Learn about Contraceptives
Family planning is being encouraged now, more than ever. Despite that couples are not fully educated about the advantages and disadvantages of the different contraceptive methods. Instead of asking a healthcare professional, couples turn to friends for advice, which may not always provide the desired outcome.
Contraceptive methods (such as condoms, birth control pills, IUDs, etc.) have varying efficacies, side effects, and comfort levels. Reliable data in the form of summary sheets and comparison charts can be found on all medical websites. They can help each couple decide what suits them the best. This also prepares them for the expected side-effects of the contraceptive (such as bleeding or discharge) and provides accurate information about failure rates of each contraceptive method.
Know When to See a Doctor
Slight variations in the menstrual cycles are normal. But women should know that very heavy or irregular bleeding should be discussed with a doctor. Excess bleeding is usually due to abnormalities of the uterine wall. More commonly, the conditions are benign and can be controlled by medications or surgery. Nonetheless, it should be kept in mind that uterine cancer can also have the same symptoms. Therefore, a gynecologist should be contacted as soon as possible.

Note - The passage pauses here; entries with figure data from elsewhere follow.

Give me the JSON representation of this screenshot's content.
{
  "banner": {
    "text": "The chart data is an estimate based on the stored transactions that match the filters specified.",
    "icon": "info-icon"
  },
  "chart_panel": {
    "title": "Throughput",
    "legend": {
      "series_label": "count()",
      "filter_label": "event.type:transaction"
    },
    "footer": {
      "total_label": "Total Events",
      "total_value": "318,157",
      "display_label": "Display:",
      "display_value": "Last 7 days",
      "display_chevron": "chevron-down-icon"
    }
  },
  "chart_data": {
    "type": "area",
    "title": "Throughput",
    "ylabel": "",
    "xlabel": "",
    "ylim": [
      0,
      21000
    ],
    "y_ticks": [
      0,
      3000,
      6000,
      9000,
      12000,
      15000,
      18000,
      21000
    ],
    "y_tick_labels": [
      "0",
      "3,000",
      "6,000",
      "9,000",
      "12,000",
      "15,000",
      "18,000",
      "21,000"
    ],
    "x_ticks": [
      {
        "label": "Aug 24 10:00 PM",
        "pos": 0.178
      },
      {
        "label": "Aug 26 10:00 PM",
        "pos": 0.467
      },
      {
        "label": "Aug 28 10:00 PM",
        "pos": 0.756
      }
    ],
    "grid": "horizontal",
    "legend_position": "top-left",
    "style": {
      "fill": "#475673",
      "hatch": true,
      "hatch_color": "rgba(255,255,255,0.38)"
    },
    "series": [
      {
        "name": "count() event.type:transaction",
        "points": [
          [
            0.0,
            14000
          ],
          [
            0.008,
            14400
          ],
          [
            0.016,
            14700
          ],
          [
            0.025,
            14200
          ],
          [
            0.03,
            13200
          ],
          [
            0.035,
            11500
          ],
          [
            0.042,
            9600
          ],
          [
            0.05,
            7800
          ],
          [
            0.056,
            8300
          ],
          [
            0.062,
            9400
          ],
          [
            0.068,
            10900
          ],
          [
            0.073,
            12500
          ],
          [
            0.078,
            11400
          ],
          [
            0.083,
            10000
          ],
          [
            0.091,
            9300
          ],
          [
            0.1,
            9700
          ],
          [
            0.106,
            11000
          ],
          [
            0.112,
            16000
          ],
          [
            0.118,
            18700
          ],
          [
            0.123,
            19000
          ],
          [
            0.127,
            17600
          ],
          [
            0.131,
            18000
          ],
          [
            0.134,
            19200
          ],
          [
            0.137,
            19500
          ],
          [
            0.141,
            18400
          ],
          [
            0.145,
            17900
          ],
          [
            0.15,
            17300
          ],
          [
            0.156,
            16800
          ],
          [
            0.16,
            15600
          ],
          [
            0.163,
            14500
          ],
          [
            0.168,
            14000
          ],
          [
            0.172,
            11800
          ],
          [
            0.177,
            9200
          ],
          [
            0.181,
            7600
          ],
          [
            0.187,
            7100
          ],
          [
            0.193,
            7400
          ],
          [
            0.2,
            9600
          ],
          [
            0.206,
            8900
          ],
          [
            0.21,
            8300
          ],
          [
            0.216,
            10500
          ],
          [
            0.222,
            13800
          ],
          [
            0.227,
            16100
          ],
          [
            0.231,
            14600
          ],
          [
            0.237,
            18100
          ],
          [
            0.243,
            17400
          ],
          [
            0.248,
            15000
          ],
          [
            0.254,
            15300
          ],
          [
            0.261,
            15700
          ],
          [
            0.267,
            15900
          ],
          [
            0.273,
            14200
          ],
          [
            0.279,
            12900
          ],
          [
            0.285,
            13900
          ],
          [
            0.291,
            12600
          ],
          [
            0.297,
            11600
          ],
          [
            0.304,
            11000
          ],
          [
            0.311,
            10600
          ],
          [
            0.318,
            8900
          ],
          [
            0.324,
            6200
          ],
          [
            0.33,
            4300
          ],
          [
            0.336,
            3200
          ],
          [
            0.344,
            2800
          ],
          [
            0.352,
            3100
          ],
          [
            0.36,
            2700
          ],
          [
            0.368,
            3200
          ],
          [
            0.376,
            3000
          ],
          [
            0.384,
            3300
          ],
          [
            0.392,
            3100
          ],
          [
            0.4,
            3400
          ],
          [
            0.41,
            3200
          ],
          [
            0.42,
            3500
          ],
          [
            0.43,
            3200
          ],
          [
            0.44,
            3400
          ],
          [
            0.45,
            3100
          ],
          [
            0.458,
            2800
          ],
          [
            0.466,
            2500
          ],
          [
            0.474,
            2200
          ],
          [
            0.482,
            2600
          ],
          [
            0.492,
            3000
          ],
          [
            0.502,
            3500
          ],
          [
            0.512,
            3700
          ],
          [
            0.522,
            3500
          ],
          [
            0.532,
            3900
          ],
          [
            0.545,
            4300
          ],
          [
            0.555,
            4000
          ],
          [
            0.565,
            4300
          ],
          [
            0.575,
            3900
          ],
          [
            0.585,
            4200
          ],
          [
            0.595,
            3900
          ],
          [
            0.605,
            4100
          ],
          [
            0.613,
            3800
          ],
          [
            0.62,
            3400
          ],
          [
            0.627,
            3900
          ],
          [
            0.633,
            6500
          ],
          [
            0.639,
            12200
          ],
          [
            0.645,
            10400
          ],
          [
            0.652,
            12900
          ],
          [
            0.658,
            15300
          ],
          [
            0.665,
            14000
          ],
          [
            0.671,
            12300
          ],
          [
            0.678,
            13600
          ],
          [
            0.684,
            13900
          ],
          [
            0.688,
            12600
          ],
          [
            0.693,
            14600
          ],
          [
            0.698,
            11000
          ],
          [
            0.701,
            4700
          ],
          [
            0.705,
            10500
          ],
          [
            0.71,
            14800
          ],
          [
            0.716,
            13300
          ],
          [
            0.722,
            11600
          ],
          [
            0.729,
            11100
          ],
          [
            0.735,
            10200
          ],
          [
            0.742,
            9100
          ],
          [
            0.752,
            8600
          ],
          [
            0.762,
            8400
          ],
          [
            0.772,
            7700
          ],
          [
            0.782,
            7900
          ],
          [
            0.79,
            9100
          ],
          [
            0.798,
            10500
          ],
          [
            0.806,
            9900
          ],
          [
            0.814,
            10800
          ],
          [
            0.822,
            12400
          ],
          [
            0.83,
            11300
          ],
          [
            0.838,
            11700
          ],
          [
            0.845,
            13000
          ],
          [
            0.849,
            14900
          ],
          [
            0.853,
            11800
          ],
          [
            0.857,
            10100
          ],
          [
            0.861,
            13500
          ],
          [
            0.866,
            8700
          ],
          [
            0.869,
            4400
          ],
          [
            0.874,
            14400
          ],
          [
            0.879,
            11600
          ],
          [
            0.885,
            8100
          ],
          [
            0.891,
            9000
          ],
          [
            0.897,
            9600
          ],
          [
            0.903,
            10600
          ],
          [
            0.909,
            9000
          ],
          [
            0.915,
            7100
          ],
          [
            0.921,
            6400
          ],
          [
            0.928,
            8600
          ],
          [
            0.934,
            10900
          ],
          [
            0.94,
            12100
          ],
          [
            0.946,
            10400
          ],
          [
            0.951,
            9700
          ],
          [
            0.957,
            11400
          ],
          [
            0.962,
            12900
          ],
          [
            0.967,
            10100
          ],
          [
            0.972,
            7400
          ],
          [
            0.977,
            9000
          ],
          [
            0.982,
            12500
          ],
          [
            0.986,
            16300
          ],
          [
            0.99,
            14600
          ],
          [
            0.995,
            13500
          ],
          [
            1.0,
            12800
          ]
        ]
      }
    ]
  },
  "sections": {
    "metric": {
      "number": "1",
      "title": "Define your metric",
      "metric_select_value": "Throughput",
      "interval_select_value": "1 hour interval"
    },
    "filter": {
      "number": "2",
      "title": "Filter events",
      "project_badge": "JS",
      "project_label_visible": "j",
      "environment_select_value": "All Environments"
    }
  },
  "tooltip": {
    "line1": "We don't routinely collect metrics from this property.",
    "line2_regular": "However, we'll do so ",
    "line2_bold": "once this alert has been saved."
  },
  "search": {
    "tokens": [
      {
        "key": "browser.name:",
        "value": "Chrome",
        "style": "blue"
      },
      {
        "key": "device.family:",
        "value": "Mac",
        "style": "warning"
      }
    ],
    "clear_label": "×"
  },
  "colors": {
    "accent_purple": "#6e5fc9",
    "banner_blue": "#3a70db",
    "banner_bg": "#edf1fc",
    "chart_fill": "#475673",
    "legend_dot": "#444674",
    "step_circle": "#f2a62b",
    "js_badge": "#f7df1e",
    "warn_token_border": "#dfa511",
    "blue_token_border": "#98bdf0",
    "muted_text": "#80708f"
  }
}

Other abnormal signs include itching, burning or excessive vaginal discharge which are usually the result of infections. Some infections come under the category of STDs (sexually transmitted diseases). Therefore it is important to get them diagnosed and treated promptly, otherwise they may transfer to the patient’s sexual partner.
Consider Male Factors
The male sperm is responsible for fertilizing the female eggs, resulting in pregnancy. In some cases, men develop abnormalities in quantity or quality of sperm, which hinders the chances of fertilization.
Another frequently encountered male reproductive problem is erectile dysfunction. In this problem men are not able to keep an erection firm enough for intercourse. The causes range from diabetes to stress. Therefore treatment is often targeted towards psychological rather than physiological issues.
To conclude, reproductive health is an important aspect of our lives. But due to the stigma attached to it in our culture, young men and women often have misconceptions, instigated by cultural myths. These issues not only affect our physical health, but can also have a negative impact on our psychological and social well-being, causing serious long-term consequences.